An introduced weed common in low country waste lands and road sides. Native herb of tropical America. It flowers throughout the year. 

Thursday, July 21, 2011

Tuesday, July 19, 2011

දිය පරඩැල්/Diya-paradel/Water lettuce (Pistia stratiotes)

Common floating herb found in low country tanks, ponds and rice fields. Occasionally found also in brackish water ponds.  Native plant of South America and introduced to other tropical countries including Sri Lanka

Monday, July 18, 2011

Aberrant Bushblue(Arhopala abseus mackwoodi)

Aberrant Bushblue is one of the rarest butterflies of Sri Lanka though scattered records available from all elevations of the country. Here are some comments made by three pioneer authors on Sri Lankan butterfly on distribution of the Aberrant Bushblue.
 “I have never taken this personally, though, when fishing at Ambawella(6000ft) a small Amblypodia, settled close to me, which was either this or a new species. It is not very rare in the Hills above Ratnapura, and has been taken in Colombo” – Ormiston W. The Butterflies of Ceylon 1924
It has not been captured for many years now, but Ormiston(1924) records…….” – Woodhouse L.G.O. The Butterfly fauna of Ceylon 1950
This is a very rare butterfly, the only specimens I have seen being in the British Museum (Natural History)” – D’Abrera, Bernard, The butterflies of Ceylon -1998

No records available on its food plant or early stages of the life cycle.
*Above picture was taken at one of the remaining wet lowland forest patch of Gampaha district. It is highlighting the necessity of immediate actions to conserve these places with high biodiversity. 

Sunday, July 17, 2011

Lesser glory (Ipomoea obscura)

An Indigenous vine found along roadsides, waste lands, forest margins and sometimes on sandy beaches, both in wet and dry zones. 

Friday, July 15, 2011

නිල් මහගොයා[Nil maha goya]/ Green Imperial Pigeon(Ducula aenea)

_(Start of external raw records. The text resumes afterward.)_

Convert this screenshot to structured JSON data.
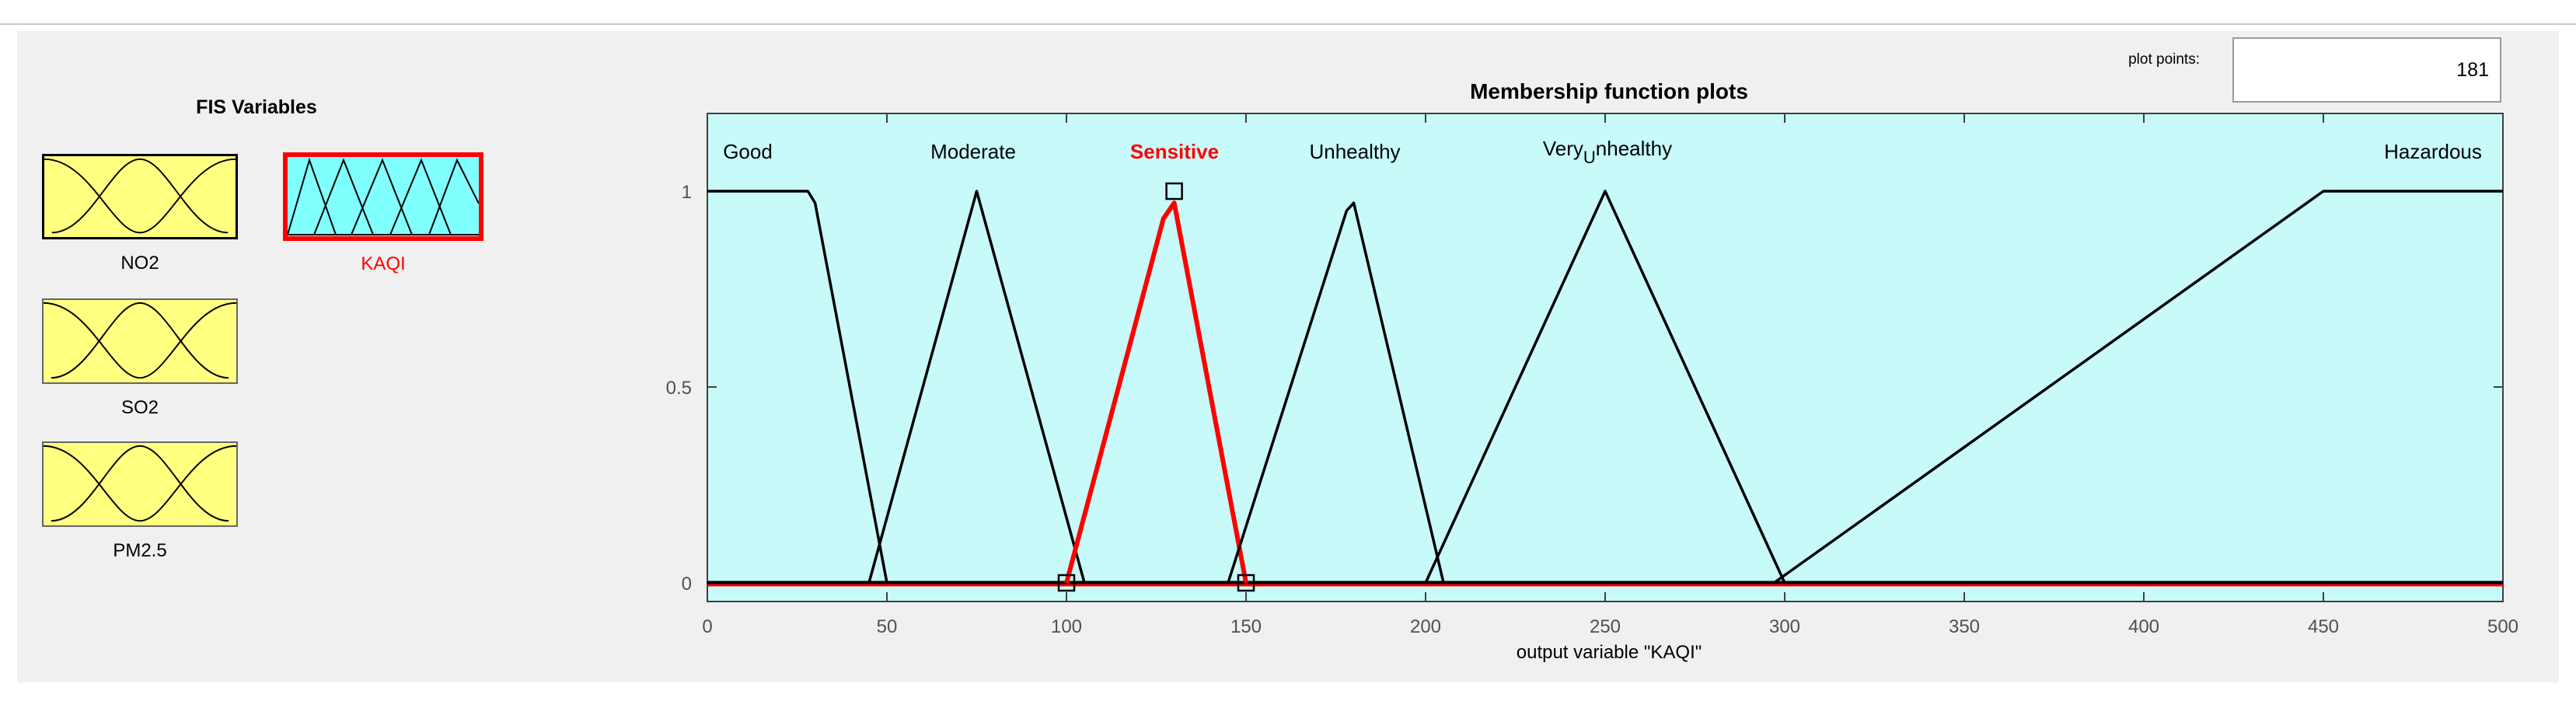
{
  "fis": {
    "title": "FIS Variables",
    "inputs": [
      {
        "name": "NO2"
      },
      {
        "name": "SO2"
      },
      {
        "name": "PM2.5"
      }
    ],
    "output": {
      "name": "KAQI",
      "selected": true
    }
  },
  "plot_points": {
    "label": "plot points:",
    "value": "181"
  },
  "colors": {
    "input_fill": "#ffff80",
    "output_fill": "#80ffff",
    "plot_bg": "#c8fafa",
    "selected": "#ff0000",
    "curve": "#000000",
    "panel": "#f0f0f0"
  },
  "chart_data": {
    "type": "line",
    "title": "Membership function plots",
    "xlabel": "output variable \"KAQI\"",
    "xlim": [
      0,
      500
    ],
    "ylim": [
      -0.05,
      1.2
    ],
    "x_ticks": [
      0,
      50,
      100,
      150,
      200,
      250,
      300,
      350,
      400,
      450,
      500
    ],
    "y_ticks": [
      0,
      0.5,
      1
    ],
    "series": [
      {
        "name": "Good",
        "points": [
          [
            0,
            1
          ],
          [
            28,
            1
          ],
          [
            30,
            0.97
          ],
          [
            50,
            0
          ]
        ]
      },
      {
        "name": "Moderate",
        "points": [
          [
            45,
            0
          ],
          [
            75,
            1
          ],
          [
            105,
            0
          ]
        ]
      },
      {
        "name": "Sensitive",
        "selected": true,
        "points": [
          [
            100,
            0
          ],
          [
            127,
            0.93
          ],
          [
            130,
            0.97
          ],
          [
            150,
            0
          ]
        ]
      },
      {
        "name": "Unhealthy",
        "points": [
          [
            145,
            0
          ],
          [
            178,
            0.95
          ],
          [
            180,
            0.97
          ],
          [
            205,
            0
          ]
        ]
      },
      {
        "name": "VeryUnhealthy",
        "label_main": "Very",
        "label_sub": "U",
        "label_rest": "nhealthy",
        "points": [
          [
            200,
            0
          ],
          [
            250,
            1
          ],
          [
            300,
            0
          ]
        ]
      },
      {
        "name": "Hazardous",
        "points": [
          [
            297,
            0
          ],
          [
            450,
            1
          ],
          [
            500,
            1
          ]
        ]
      }
    ],
    "baselines": [
      {
        "y": 0
      }
    ],
    "handles": [
      [
        100,
        0
      ],
      [
        130,
        1
      ],
      [
        150,
        0
      ]
    ]
  }
}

Largest pigeon of the island and a resident of forests from lowland to lower hills. Usually found in upper canopy. Living as pairs or as small flocks (especially during fruiting season of varies trees). It is arboreal and feeds on fruits mainly in the morning and again in the evening. 

Wednesday, July 13, 2011

තෙබු[Thebu] (Costus speciosus)

An indigenous herb of about 2-3m height found in shady places of the low country. Roots use in traditional ayurvedic medicine to cure catarrhal fevers, coughs, dyspepsia, worms and skin diseases (Medicinal plants used in Ceylon part5 – D.M.A. Jayaweera).  Leaves edible and there is a popular belief that it can reduce the sugar level of the blood and hence good for diabetics patients. 

Monday, July 11, 2011

Common sailor (Neptis hylas varmona)

Very common butterfly flying throughout the year and abundant in everywhere of the island. It takes part in migrations. Larva feeds on varies plants of Fabaceae, Malvaceae and Tiliaceae such as Wanduru or Lee Me (Vigna unguiculata) and Awara (Canavalia gladiata)

Friday, July 8, 2011

දියනිල්ල[Diya-nilla] (Rhynchoglossum notonianum)

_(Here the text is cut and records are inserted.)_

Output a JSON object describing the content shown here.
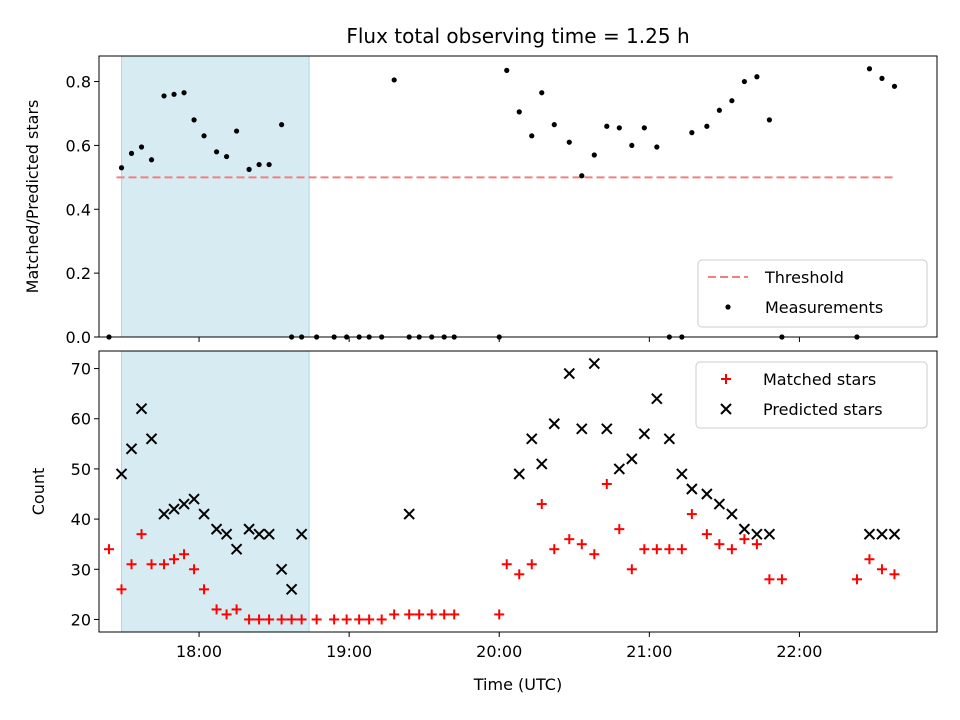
{
  "chart_data": [
    {
      "type": "scatter",
      "title": "Flux total observing time = 1.25 h",
      "xlabel": "",
      "ylabel": "Matched/Predicted stars",
      "xlim": [
        "17:20",
        "22:55"
      ],
      "ylim": [
        0,
        0.88
      ],
      "y_ticks": [
        "0.0",
        "0.2",
        "0.4",
        "0.6",
        "0.8"
      ],
      "shaded_interval": [
        "17:29",
        "18:44"
      ],
      "threshold": {
        "name": "Threshold",
        "value": 0.5,
        "x_range": [
          "17:27",
          "22:38"
        ],
        "color": "#f08080"
      },
      "legend": {
        "position": "lower-right",
        "entries": [
          "Threshold",
          "Measurements"
        ]
      },
      "series": [
        {
          "name": "Measurements",
          "color": "#000000",
          "x": [
            "17:24",
            "17:29",
            "17:33",
            "17:37",
            "17:41",
            "17:46",
            "17:50",
            "17:54",
            "17:58",
            "18:02",
            "18:07",
            "18:11",
            "18:15",
            "18:20",
            "18:24",
            "18:28",
            "18:33",
            "18:37",
            "18:41",
            "18:47",
            "18:54",
            "18:59",
            "19:04",
            "19:08",
            "19:13",
            "19:18",
            "19:24",
            "19:28",
            "19:33",
            "19:38",
            "19:42",
            "20:00",
            "20:03",
            "20:08",
            "20:13",
            "20:17",
            "20:22",
            "20:28",
            "20:33",
            "20:38",
            "20:43",
            "20:48",
            "20:53",
            "20:58",
            "21:03",
            "21:08",
            "21:13",
            "21:17",
            "21:23",
            "21:28",
            "21:33",
            "21:38",
            "21:43",
            "21:48",
            "21:53",
            "22:23",
            "22:28",
            "22:33",
            "22:38"
          ],
          "y": [
            0,
            0.53,
            0.575,
            0.595,
            0.555,
            0.755,
            0.76,
            0.765,
            0.68,
            0.63,
            0.58,
            0.565,
            0.645,
            0.525,
            0.54,
            0.54,
            0.665,
            0,
            0,
            0,
            0,
            0,
            0,
            0,
            0,
            0.805,
            0,
            0,
            0,
            0,
            0,
            0,
            0.835,
            0.705,
            0.63,
            0.765,
            0.665,
            0.61,
            0.505,
            0.57,
            0.66,
            0.655,
            0.6,
            0.655,
            0.595,
            0,
            0,
            0.64,
            0.66,
            0.71,
            0.74,
            0.8,
            0.815,
            0.68,
            0,
            0,
            0.84,
            0.81,
            0.785
          ]
        }
      ]
    },
    {
      "type": "scatter",
      "title": "",
      "xlabel": "Time (UTC)",
      "ylabel": "Count",
      "xlim": [
        "17:20",
        "22:55"
      ],
      "ylim": [
        17.5,
        73.5
      ],
      "y_ticks": [
        "20",
        "30",
        "40",
        "50",
        "60",
        "70"
      ],
      "x_ticks": [
        "18:00",
        "19:00",
        "20:00",
        "21:00",
        "22:00"
      ],
      "shaded_interval": [
        "17:29",
        "18:44"
      ],
      "legend": {
        "position": "upper-right",
        "entries": [
          "Matched stars",
          "Predicted stars"
        ]
      },
      "series": [
        {
          "name": "Matched stars",
          "marker": "plus",
          "color": "#ff0000",
          "x": [
            "17:24",
            "17:29",
            "17:33",
            "17:37",
            "17:41",
            "17:46",
            "17:50",
            "17:54",
            "17:58",
            "18:02",
            "18:07",
            "18:11",
            "18:15",
            "18:20",
            "18:24",
            "18:28",
            "18:33",
            "18:37",
            "18:41",
            "18:47",
            "18:54",
            "18:59",
            "19:04",
            "19:08",
            "19:13",
            "19:18",
            "19:24",
            "19:28",
            "19:33",
            "19:38",
            "19:42",
            "20:00",
            "20:03",
            "20:08",
            "20:13",
            "20:17",
            "20:22",
            "20:28",
            "20:33",
            "20:38",
            "20:43",
            "20:48",
            "20:53",
            "20:58",
            "21:03",
            "21:08",
            "21:13",
            "21:17",
            "21:23",
            "21:28",
            "21:33",
            "21:38",
            "21:43",
            "21:48",
            "21:53",
            "22:23",
            "22:28",
            "22:33",
            "22:38"
          ],
          "y": [
            34,
            26,
            31,
            37,
            31,
            31,
            32,
            33,
            30,
            26,
            22,
            21,
            22,
            20,
            20,
            20,
            20,
            20,
            20,
            20,
            20,
            20,
            20,
            20,
            20,
            21,
            21,
            21,
            21,
            21,
            21,
            21,
            31,
            29,
            31,
            43,
            34,
            36,
            35,
            33,
            47,
            38,
            30,
            34,
            34,
            34,
            34,
            41,
            37,
            35,
            34,
            36,
            35,
            28,
            28,
            28,
            32,
            30,
            29
          ]
        },
        {
          "name": "Predicted stars",
          "marker": "x",
          "color": "#000000",
          "x": [
            "17:29",
            "17:33",
            "17:37",
            "17:41",
            "17:46",
            "17:50",
            "17:54",
            "17:58",
            "18:02",
            "18:07",
            "18:11",
            "18:15",
            "18:20",
            "18:24",
            "18:28",
            "18:33",
            "18:37",
            "18:41",
            "19:24",
            "20:08",
            "20:13",
            "20:17",
            "20:22",
            "20:28",
            "20:33",
            "20:38",
            "20:43",
            "20:48",
            "20:53",
            "20:58",
            "21:03",
            "21:08",
            "21:13",
            "21:17",
            "21:23",
            "21:28",
            "21:33",
            "21:38",
            "21:43",
            "21:48",
            "22:28",
            "22:33",
            "22:38"
          ],
          "y": [
            49,
            54,
            62,
            56,
            41,
            42,
            43,
            44,
            41,
            38,
            37,
            34,
            38,
            37,
            37,
            30,
            26,
            37,
            41,
            49,
            56,
            51,
            59,
            69,
            58,
            71,
            58,
            50,
            52,
            57,
            64,
            56,
            49,
            46,
            45,
            43,
            41,
            38,
            37,
            37,
            37,
            37,
            37
          ]
        }
      ]
    }
  ]
}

An indigenous herb found in moist montane forests of hill country. Usually along streams and forest paths. 

Thursday, July 7, 2011

Tickell’s Blue Flycatcher/Ceylon orange breasted blue flycatcher (Niltava tickelliae jerdoni)

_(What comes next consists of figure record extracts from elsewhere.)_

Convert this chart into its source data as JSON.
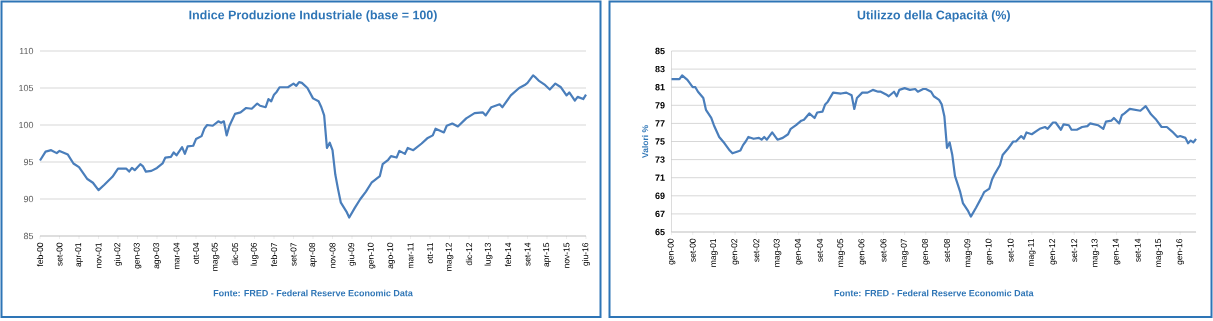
{
  "chart_data": [
    {
      "type": "line",
      "title": "Indice Produzione Industriale (base = 100)",
      "annotations": [
        "Fonte: FRED  - Federal Reserve Economic  Data"
      ],
      "color": "#4a7ebb",
      "grid": "y",
      "xlim": [
        "2000-02",
        "2016-06"
      ],
      "ylim": [
        85,
        110
      ],
      "yticks": [
        85,
        90,
        95,
        100,
        105,
        110
      ],
      "xticks": [
        {
          "value": "2000-02",
          "label": "feb-00"
        },
        {
          "value": "2000-09",
          "label": "set-00"
        },
        {
          "value": "2001-04",
          "label": "apr-01"
        },
        {
          "value": "2001-11",
          "label": "nov-01"
        },
        {
          "value": "2002-06",
          "label": "giu-02"
        },
        {
          "value": "2003-01",
          "label": "gen-03"
        },
        {
          "value": "2003-08",
          "label": "ago-03"
        },
        {
          "value": "2004-03",
          "label": "mar-04"
        },
        {
          "value": "2004-10",
          "label": "ott-04"
        },
        {
          "value": "2005-05",
          "label": "mag-05"
        },
        {
          "value": "2005-12",
          "label": "dic-05"
        },
        {
          "value": "2006-07",
          "label": "lug-06"
        },
        {
          "value": "2007-02",
          "label": "feb-07"
        },
        {
          "value": "2007-09",
          "label": "set-07"
        },
        {
          "value": "2008-04",
          "label": "apr-08"
        },
        {
          "value": "2008-11",
          "label": "nov-08"
        },
        {
          "value": "2009-06",
          "label": "giu-09"
        },
        {
          "value": "2010-01",
          "label": "gen-10"
        },
        {
          "value": "2010-08",
          "label": "ago-10"
        },
        {
          "value": "2011-03",
          "label": "mar-11"
        },
        {
          "value": "2011-10",
          "label": "ott-11"
        },
        {
          "value": "2012-05",
          "label": "mag-12"
        },
        {
          "value": "2012-12",
          "label": "dic-12"
        },
        {
          "value": "2013-07",
          "label": "lug-13"
        },
        {
          "value": "2014-02",
          "label": "feb-14"
        },
        {
          "value": "2014-09",
          "label": "set-14"
        },
        {
          "value": "2015-04",
          "label": "apr-15"
        },
        {
          "value": "2015-11",
          "label": "nov-15"
        },
        {
          "value": "2016-06",
          "label": "giu-16"
        }
      ],
      "x": [
        "2000-02",
        "2000-04",
        "2000-06",
        "2000-08",
        "2000-09",
        "2000-12",
        "2001-02",
        "2001-04",
        "2001-07",
        "2001-09",
        "2001-11",
        "2002-01",
        "2002-04",
        "2002-06",
        "2002-09",
        "2002-10",
        "2002-11",
        "2002-12",
        "2003-02",
        "2003-03",
        "2003-04",
        "2003-06",
        "2003-08",
        "2003-10",
        "2003-11",
        "2004-01",
        "2004-02",
        "2004-03",
        "2004-05",
        "2004-06",
        "2004-07",
        "2004-09",
        "2004-10",
        "2004-12",
        "2005-01",
        "2005-02",
        "2005-04",
        "2005-06",
        "2005-07",
        "2005-08",
        "2005-09",
        "2005-10",
        "2005-12",
        "2006-02",
        "2006-03",
        "2006-04",
        "2006-06",
        "2006-08",
        "2006-09",
        "2006-11",
        "2006-12",
        "2007-01",
        "2007-02",
        "2007-03",
        "2007-04",
        "2007-07",
        "2007-09",
        "2007-10",
        "2007-11",
        "2007-12",
        "2008-02",
        "2008-04",
        "2008-06",
        "2008-07",
        "2008-08",
        "2008-09",
        "2008-10",
        "2008-11",
        "2008-12",
        "2009-01",
        "2009-02",
        "2009-04",
        "2009-05",
        "2009-07",
        "2009-09",
        "2009-11",
        "2010-01",
        "2010-04",
        "2010-05",
        "2010-07",
        "2010-08",
        "2010-10",
        "2010-11",
        "2011-01",
        "2011-02",
        "2011-04",
        "2011-07",
        "2011-09",
        "2011-11",
        "2011-12",
        "2012-03",
        "2012-04",
        "2012-06",
        "2012-08",
        "2012-11",
        "2013-02",
        "2013-05",
        "2013-06",
        "2013-08",
        "2013-11",
        "2013-12",
        "2014-03",
        "2014-06",
        "2014-08",
        "2014-09",
        "2014-11",
        "2014-12",
        "2015-01",
        "2015-03",
        "2015-05",
        "2015-07",
        "2015-09",
        "2015-11",
        "2015-12",
        "2016-02",
        "2016-03",
        "2016-05",
        "2016-06"
      ],
      "values": [
        95.2,
        96.4,
        96.6,
        96.2,
        96.5,
        96.0,
        94.8,
        94.3,
        92.7,
        92.2,
        91.2,
        91.9,
        93.0,
        94.1,
        94.1,
        93.7,
        94.2,
        93.9,
        94.7,
        94.4,
        93.7,
        93.8,
        94.2,
        94.8,
        95.6,
        95.7,
        96.3,
        95.9,
        97.0,
        96.1,
        97.1,
        97.2,
        98.1,
        98.5,
        99.5,
        100.0,
        99.9,
        100.5,
        100.3,
        100.5,
        98.6,
        99.9,
        101.5,
        101.7,
        102.0,
        102.3,
        102.2,
        102.9,
        102.6,
        102.4,
        103.5,
        103.2,
        104.1,
        104.5,
        105.1,
        105.1,
        105.6,
        105.3,
        105.8,
        105.7,
        105.0,
        103.6,
        103.2,
        102.4,
        101.3,
        96.9,
        97.6,
        96.6,
        93.3,
        91.3,
        89.5,
        88.3,
        87.5,
        88.8,
        90.0,
        91.0,
        92.2,
        93.1,
        94.7,
        95.3,
        95.8,
        95.6,
        96.5,
        96.1,
        96.9,
        96.6,
        97.5,
        98.2,
        98.6,
        99.5,
        99.0,
        99.9,
        100.2,
        99.8,
        100.9,
        101.6,
        101.7,
        101.3,
        102.4,
        102.8,
        102.4,
        104.0,
        105.0,
        105.4,
        105.7,
        106.7,
        106.4,
        106.0,
        105.5,
        104.8,
        105.6,
        105.1,
        104.0,
        104.4,
        103.3,
        103.8,
        103.5,
        104.1
      ]
    },
    {
      "type": "line",
      "title": "Utilizzo della Capacità (%)",
      "ylabel": "Valori %",
      "annotations": [
        "Fonte: FRED  - Federal Reserve Economic  Data"
      ],
      "color": "#4a7ebb",
      "grid": "y",
      "xlim": [
        "2000-01",
        "2016-07"
      ],
      "ylim": [
        65,
        85
      ],
      "yticks": [
        65,
        67,
        69,
        71,
        73,
        75,
        77,
        79,
        81,
        83,
        85
      ],
      "xticks": [
        {
          "value": "2000-01",
          "label": "gen-00"
        },
        {
          "value": "2000-09",
          "label": "set-00"
        },
        {
          "value": "2001-05",
          "label": "mag-01"
        },
        {
          "value": "2002-01",
          "label": "gen-02"
        },
        {
          "value": "2002-09",
          "label": "set-02"
        },
        {
          "value": "2003-05",
          "label": "mag-03"
        },
        {
          "value": "2004-01",
          "label": "gen-04"
        },
        {
          "value": "2004-09",
          "label": "set-04"
        },
        {
          "value": "2005-05",
          "label": "mag-05"
        },
        {
          "value": "2006-01",
          "label": "gen-06"
        },
        {
          "value": "2006-09",
          "label": "set-06"
        },
        {
          "value": "2007-05",
          "label": "mag-07"
        },
        {
          "value": "2008-01",
          "label": "gen-08"
        },
        {
          "value": "2008-09",
          "label": "set-08"
        },
        {
          "value": "2009-05",
          "label": "mag-09"
        },
        {
          "value": "2010-01",
          "label": "gen-10"
        },
        {
          "value": "2010-09",
          "label": "set-10"
        },
        {
          "value": "2011-05",
          "label": "mag-11"
        },
        {
          "value": "2012-01",
          "label": "gen-12"
        },
        {
          "value": "2012-09",
          "label": "set-12"
        },
        {
          "value": "2013-05",
          "label": "mag-13"
        },
        {
          "value": "2014-01",
          "label": "gen-14"
        },
        {
          "value": "2014-09",
          "label": "set-14"
        },
        {
          "value": "2015-05",
          "label": "mag-15"
        },
        {
          "value": "2016-01",
          "label": "gen-16"
        }
      ],
      "x": [
        "2000-01",
        "2000-04",
        "2000-05",
        "2000-07",
        "2000-09",
        "2000-10",
        "2000-11",
        "2001-01",
        "2001-02",
        "2001-04",
        "2001-05",
        "2001-07",
        "2001-09",
        "2001-11",
        "2001-12",
        "2002-02",
        "2002-03",
        "2002-04",
        "2002-05",
        "2002-06",
        "2002-08",
        "2002-10",
        "2002-11",
        "2002-12",
        "2003-01",
        "2003-03",
        "2003-05",
        "2003-07",
        "2003-09",
        "2003-10",
        "2003-12",
        "2004-02",
        "2004-03",
        "2004-05",
        "2004-07",
        "2004-08",
        "2004-10",
        "2004-11",
        "2004-12",
        "2005-02",
        "2005-05",
        "2005-07",
        "2005-09",
        "2005-10",
        "2005-11",
        "2006-01",
        "2006-03",
        "2006-05",
        "2006-07",
        "2006-08",
        "2006-10",
        "2006-11",
        "2007-01",
        "2007-02",
        "2007-03",
        "2007-05",
        "2007-07",
        "2007-09",
        "2007-10",
        "2007-12",
        "2008-01",
        "2008-03",
        "2008-04",
        "2008-06",
        "2008-07",
        "2008-08",
        "2008-09",
        "2008-10",
        "2008-11",
        "2008-12",
        "2009-02",
        "2009-03",
        "2009-05",
        "2009-06",
        "2009-08",
        "2009-10",
        "2009-11",
        "2010-01",
        "2010-02",
        "2010-03",
        "2010-05",
        "2010-06",
        "2010-08",
        "2010-10",
        "2010-11",
        "2011-01",
        "2011-02",
        "2011-03",
        "2011-05",
        "2011-07",
        "2011-08",
        "2011-10",
        "2011-11",
        "2012-01",
        "2012-02",
        "2012-04",
        "2012-05",
        "2012-07",
        "2012-08",
        "2012-10",
        "2012-12",
        "2013-02",
        "2013-03",
        "2013-06",
        "2013-08",
        "2013-09",
        "2013-11",
        "2013-12",
        "2014-02",
        "2014-03",
        "2014-04",
        "2014-06",
        "2014-08",
        "2014-10",
        "2014-12",
        "2015-02",
        "2015-04",
        "2015-06",
        "2015-08",
        "2015-10",
        "2015-12",
        "2016-01",
        "2016-03",
        "2016-04",
        "2016-05",
        "2016-06",
        "2016-07"
      ],
      "values": [
        81.9,
        81.9,
        82.3,
        81.8,
        81.0,
        81.0,
        80.5,
        79.8,
        78.5,
        77.6,
        76.8,
        75.5,
        74.8,
        74.0,
        73.7,
        73.9,
        74.0,
        74.6,
        75.0,
        75.5,
        75.3,
        75.4,
        75.2,
        75.5,
        75.2,
        76.0,
        75.2,
        75.4,
        75.8,
        76.4,
        76.8,
        77.3,
        77.4,
        78.1,
        77.6,
        78.2,
        78.3,
        79.1,
        79.4,
        80.4,
        80.3,
        80.4,
        80.1,
        78.6,
        79.8,
        80.4,
        80.4,
        80.7,
        80.5,
        80.5,
        80.2,
        80.0,
        80.5,
        80.0,
        80.7,
        80.9,
        80.7,
        80.8,
        80.5,
        80.8,
        80.8,
        80.5,
        80.0,
        79.6,
        79.1,
        77.8,
        74.3,
        74.9,
        73.5,
        71.2,
        69.4,
        68.2,
        67.3,
        66.7,
        67.7,
        68.8,
        69.4,
        69.8,
        70.8,
        71.4,
        72.4,
        73.5,
        74.2,
        75.0,
        75.0,
        75.6,
        75.3,
        76.0,
        75.8,
        76.2,
        76.4,
        76.6,
        76.4,
        77.1,
        77.1,
        76.3,
        76.9,
        76.8,
        76.3,
        76.3,
        76.6,
        76.7,
        77.0,
        76.8,
        76.4,
        77.2,
        77.3,
        77.6,
        77.0,
        77.9,
        78.1,
        78.6,
        78.5,
        78.4,
        78.9,
        78.0,
        77.4,
        76.6,
        76.6,
        76.1,
        75.5,
        75.6,
        75.4,
        74.8,
        75.1,
        74.9,
        75.3
      ]
    }
  ]
}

Common breeding resident of forests and heavily shaded habitats of home gardens and cultivations of all climatic zones of the island.  Frequently found along streams and it is very active especially toward dusk.  It is not much shy and usually flits among the undergrowth in search of its prey which mainly consists of small flying insects, often captured on the wing. 

Tuesday, July 5, 2011

Japanese lantern/Fringed rose-mallow (Hibiscus schizpetalus)

A large shrub native to Eastern Africa introduced and cultivated in Sri Lankan home gardens. Flowering throughout the year.

Saturday, July 2, 2011

Redspot Duke(Dophla evelina evelina)

Rather uncommon butterfly found in low country dry zone, often close to streams and rivers. According to the Woodhouse it is fairy common from January to March (Woodhouse L.G.O. The Butterfly fauna of Ceylon 1950). Food plant – Kaluwara(Diospyros ebenum).

Friday, July 1, 2011

Jam tree/Jamaican cherry (Muntingia calabura)

Small tree native to Jamaica. Introduced and cultivate in home gardens, and also naturalized along forest edges. Fruit edible. Flowering and fruiting occurs throughout the year.